Any new on the open or Q?


----------



## Tommy L. Fairchild (Jul 21, 2003)

Any news on the open or the Q?


----------



## birdthrower51 (Aug 23, 2004)

Congratulations to Isaac with placing 1st & 2nd in the Qual with litter mates Maverick (Skibber) with the win, Beans (Seivert) 2nd. Qualified all age & just turned two 6/23.


----------



## Spring (Mar 10, 2012)

Mighty pretty here in Minnesota....my first trip up here to see a trial. It's hard to imagine a better setting, particularly in mid July. 


Setting up back in the top right of the photo for the 2nd series in the Derby:


----------



## Spring (Mar 10, 2012)

Derby callbacks to the 3rd: 1,4,5,7,8,9,12,13, and 15.


----------



## C Fontenot (Mar 23, 2005)

Looking forward to my trip there in a few weeks. Any other placements in the Q?


----------



## HuntClub (Sep 24, 2012)

Q results
1. 15 Maverick O/Skibber H/Langerud
2. 3 Beans O/Seivert H/Langerud
3. 9 Pepper O/Dayton H/Ledford
4. 6 GoFar O/H Parrott
RJ. 4 Reba O/Willard H/Avant
Jams. 20, 13, 14


----------



## Riverwatch (Apr 22, 2013)

Congrats to all placements and JAMs at the Q!!!!

Congrats to Hannah/Paul, Jennifer and Ashley Panichi on the JAM!

Congrats to Ziggy/Owners Tim & Shannon Thurby and Handler Scott Harp on the JAM!


----------



## Robert Dozier (Mar 24, 2009)

Any Open news?


----------



## TonyRodgz (Feb 8, 2010)

I was just inform that #30 Stinger got 2nd at the AM. What a young dog. Hugh congrats to Fred and Stinger and the rest of the placements.


----------



## Gwen Jones (Jun 19, 2004)

Gemstone's Stimulus Bailout ' CASH " got an AM 4th with owner handler Milton Jones!! Go Cash Man.


----------



## Brent McDowell (Jul 2, 2008)

Gwen Jones said:


> Gemstone's Stimulus Bailout ' CASH " got an AM 4th with owner handler Milton Jones!! Go Cash Man.


Way to go Milton and Cash!
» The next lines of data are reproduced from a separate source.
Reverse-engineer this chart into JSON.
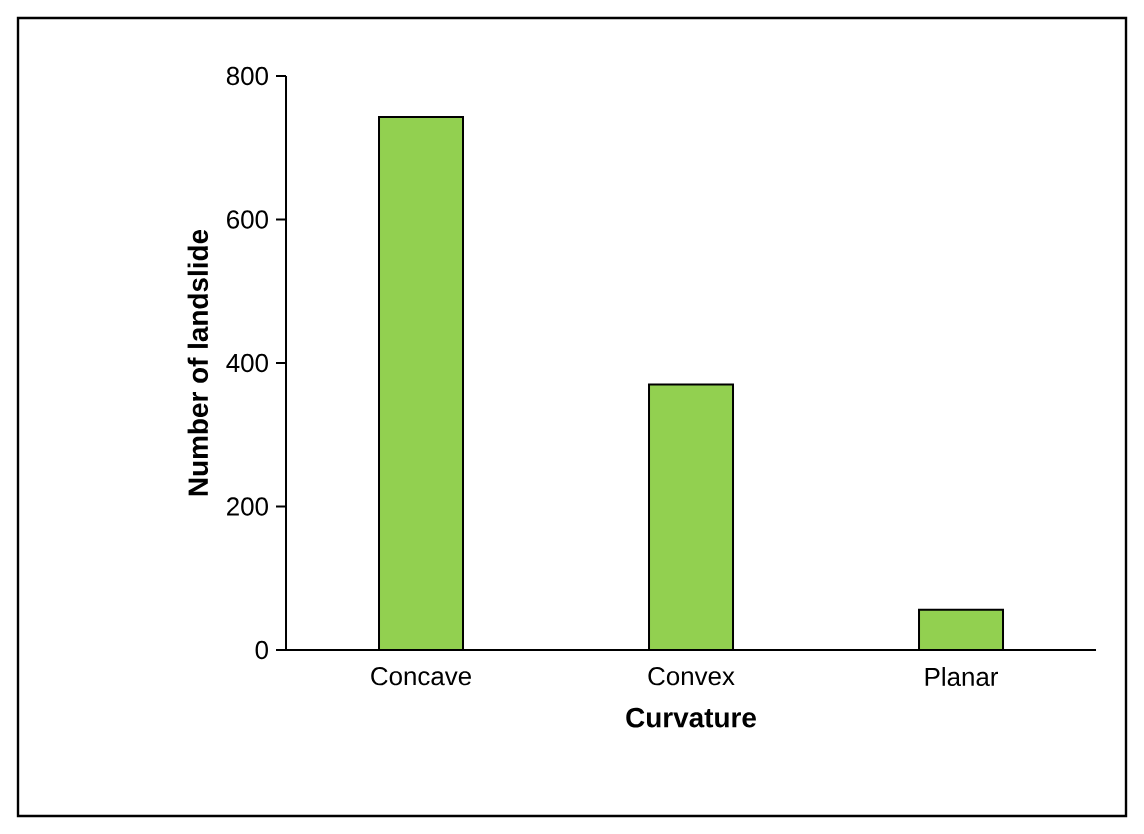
{
  "chart_data": {
    "type": "bar",
    "xlabel": "Curvature",
    "ylabel": "Number of landslide",
    "categories": [
      "Concave",
      "Convex",
      "Planar"
    ],
    "values": [
      743,
      370,
      56
    ],
    "color": "#92d050",
    "ylim": [
      0,
      800
    ],
    "yticks": [
      0,
      200,
      400,
      600,
      800
    ],
    "grid": false
  }
}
Congratulations!


----------



## C Torinus (Jun 19, 2010)

Amateur 
1. Yogi Louie Churak
2. Stinger Kampo
3. 41 Ace Medford
4. Cash Milton Jones
RJ 5 Plug 
JAMs 10-11-15-16-22-29-31


----------



## TroyFeeken (May 30, 2007)

Way to go Louie!


----------



## Frank Jones (Feb 17, 2004)

Congratulations, Milton and Cash!

rita


----------



## Jay Dufour (Jan 19, 2003)

Congrats all !!! Yay Milton and Cash !!


----------



## Bill Billups (Sep 13, 2003)

Congrats to Milton and Cash!


----------



## Clay Warren (Nov 3, 2009)

Any open placements? I cant find them posted yet


----------